D. Performance Comparison
The proposed bit-serial cell offers a reasonable alternative to the parallel design we developed previously in [4] . Table I compares the performance, estimated area, and overhead of the two approaches. The original cell used a 4×4 matrix of elements to compute 4-bit functions. Like the bit-serial scheme, the elements could also implement a random-access memory. The cell could store 128 words in memory mode (although two words were accessed simultaneously). However, the system had to program the lookup table inside each element before running in mathematics mode. An optimized implementation of the parallel design in 180-nm technology ran with a period of 4 ns. Table I lists two alternatives of the bit-serial design. The first uses five elements to compute 4-bit functions, and the second uses nine elements to compute 8-bit functions. Both cells require fewer elements than the original design and thus save area. However, DSP algorithms that need large memory modules would need more cells to implement the same address space. The bit-serial designs also require fewer configuration bits in mathematics mode. Since the elements almost always specify the same lookup table, the system can write to every element simultaneously. The parallel design does offer a higher clock rate, making this alternative better for applications that cannot trade off performance.
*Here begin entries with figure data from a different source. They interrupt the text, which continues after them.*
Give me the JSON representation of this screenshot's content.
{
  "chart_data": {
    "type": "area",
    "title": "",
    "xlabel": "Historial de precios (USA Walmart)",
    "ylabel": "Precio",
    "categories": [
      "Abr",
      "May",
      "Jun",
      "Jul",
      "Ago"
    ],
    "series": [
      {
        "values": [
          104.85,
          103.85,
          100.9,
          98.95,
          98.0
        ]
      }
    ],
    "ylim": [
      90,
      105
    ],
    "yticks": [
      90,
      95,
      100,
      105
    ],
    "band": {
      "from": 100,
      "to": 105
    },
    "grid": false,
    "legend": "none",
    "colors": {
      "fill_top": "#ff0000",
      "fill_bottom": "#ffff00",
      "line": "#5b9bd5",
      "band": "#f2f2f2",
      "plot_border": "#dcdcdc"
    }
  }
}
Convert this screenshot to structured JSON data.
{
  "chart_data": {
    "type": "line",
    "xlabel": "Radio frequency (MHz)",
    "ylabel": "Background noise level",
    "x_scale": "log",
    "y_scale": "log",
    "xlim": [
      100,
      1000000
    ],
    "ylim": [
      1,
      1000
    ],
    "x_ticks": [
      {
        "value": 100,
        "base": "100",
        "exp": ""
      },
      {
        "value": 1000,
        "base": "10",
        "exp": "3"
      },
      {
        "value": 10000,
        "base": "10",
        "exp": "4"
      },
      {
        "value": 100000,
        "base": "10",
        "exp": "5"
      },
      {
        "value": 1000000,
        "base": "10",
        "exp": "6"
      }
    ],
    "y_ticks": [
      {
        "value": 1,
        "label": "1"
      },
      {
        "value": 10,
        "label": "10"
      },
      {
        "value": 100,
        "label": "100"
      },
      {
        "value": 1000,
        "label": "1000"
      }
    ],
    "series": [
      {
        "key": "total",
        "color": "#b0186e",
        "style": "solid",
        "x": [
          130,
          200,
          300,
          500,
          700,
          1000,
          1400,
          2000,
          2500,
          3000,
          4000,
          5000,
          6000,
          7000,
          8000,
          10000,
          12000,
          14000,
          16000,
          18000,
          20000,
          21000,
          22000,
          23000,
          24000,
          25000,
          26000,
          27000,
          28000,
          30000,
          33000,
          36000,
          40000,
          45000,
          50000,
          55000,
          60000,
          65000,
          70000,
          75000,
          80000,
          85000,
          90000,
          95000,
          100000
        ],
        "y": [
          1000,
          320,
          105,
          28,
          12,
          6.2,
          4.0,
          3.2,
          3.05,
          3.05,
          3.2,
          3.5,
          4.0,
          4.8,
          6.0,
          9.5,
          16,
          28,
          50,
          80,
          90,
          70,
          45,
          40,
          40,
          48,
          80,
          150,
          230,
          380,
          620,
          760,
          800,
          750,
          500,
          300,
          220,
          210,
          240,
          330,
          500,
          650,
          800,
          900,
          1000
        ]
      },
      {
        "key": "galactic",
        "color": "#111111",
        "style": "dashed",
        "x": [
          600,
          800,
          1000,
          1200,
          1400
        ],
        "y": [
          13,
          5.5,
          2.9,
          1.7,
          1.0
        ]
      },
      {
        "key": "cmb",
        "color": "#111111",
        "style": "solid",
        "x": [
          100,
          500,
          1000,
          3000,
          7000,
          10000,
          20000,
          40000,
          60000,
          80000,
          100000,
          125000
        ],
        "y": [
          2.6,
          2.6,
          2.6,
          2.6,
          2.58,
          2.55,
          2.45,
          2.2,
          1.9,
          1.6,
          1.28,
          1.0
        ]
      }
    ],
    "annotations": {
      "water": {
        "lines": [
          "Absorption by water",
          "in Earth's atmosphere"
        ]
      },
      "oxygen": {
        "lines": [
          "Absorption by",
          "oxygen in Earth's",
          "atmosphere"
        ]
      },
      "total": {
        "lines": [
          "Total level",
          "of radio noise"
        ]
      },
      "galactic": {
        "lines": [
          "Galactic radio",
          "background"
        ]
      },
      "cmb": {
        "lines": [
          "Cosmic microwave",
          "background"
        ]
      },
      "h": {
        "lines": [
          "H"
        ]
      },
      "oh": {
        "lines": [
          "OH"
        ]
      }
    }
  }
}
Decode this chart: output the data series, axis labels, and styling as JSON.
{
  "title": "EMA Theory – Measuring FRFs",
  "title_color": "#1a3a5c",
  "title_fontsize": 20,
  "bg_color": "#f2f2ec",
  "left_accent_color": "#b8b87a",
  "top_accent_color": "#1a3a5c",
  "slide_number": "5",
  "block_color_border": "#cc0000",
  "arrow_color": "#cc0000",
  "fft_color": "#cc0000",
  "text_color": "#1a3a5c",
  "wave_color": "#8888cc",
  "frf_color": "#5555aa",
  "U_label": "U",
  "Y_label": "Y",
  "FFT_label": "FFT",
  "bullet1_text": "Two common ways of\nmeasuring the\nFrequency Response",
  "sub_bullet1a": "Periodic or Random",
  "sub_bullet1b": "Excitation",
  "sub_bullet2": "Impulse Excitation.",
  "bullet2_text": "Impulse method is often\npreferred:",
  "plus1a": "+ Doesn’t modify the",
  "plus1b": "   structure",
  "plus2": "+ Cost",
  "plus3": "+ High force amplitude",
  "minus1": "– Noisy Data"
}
Notice, however, that a given die size could contain more bit-serial cells, offering designers more opportunities for parallelization.
IV. CONCLUSION
In this paper, we have introduced a novel bit-serial cell for coarse-grain reconfigurable architectures. The cell uses an array of (n + 1) elements to perform n-bit computations. The extra element allows the cell to operate with unsigned and two's-complement data formats. The cell can operate in only two modes: one optimized for memory access and the other for binary arithmetic. Together, the two modes allow the cell to perform the entire spectrum of operations required by DSP algorithms with low hardware complexity. We presented a transistor-level implementation of the cell as well as layout simulations that verify the performance of the scheme. The serial clock reaches a frequency of approximately 2 GHz in 180-nm technology.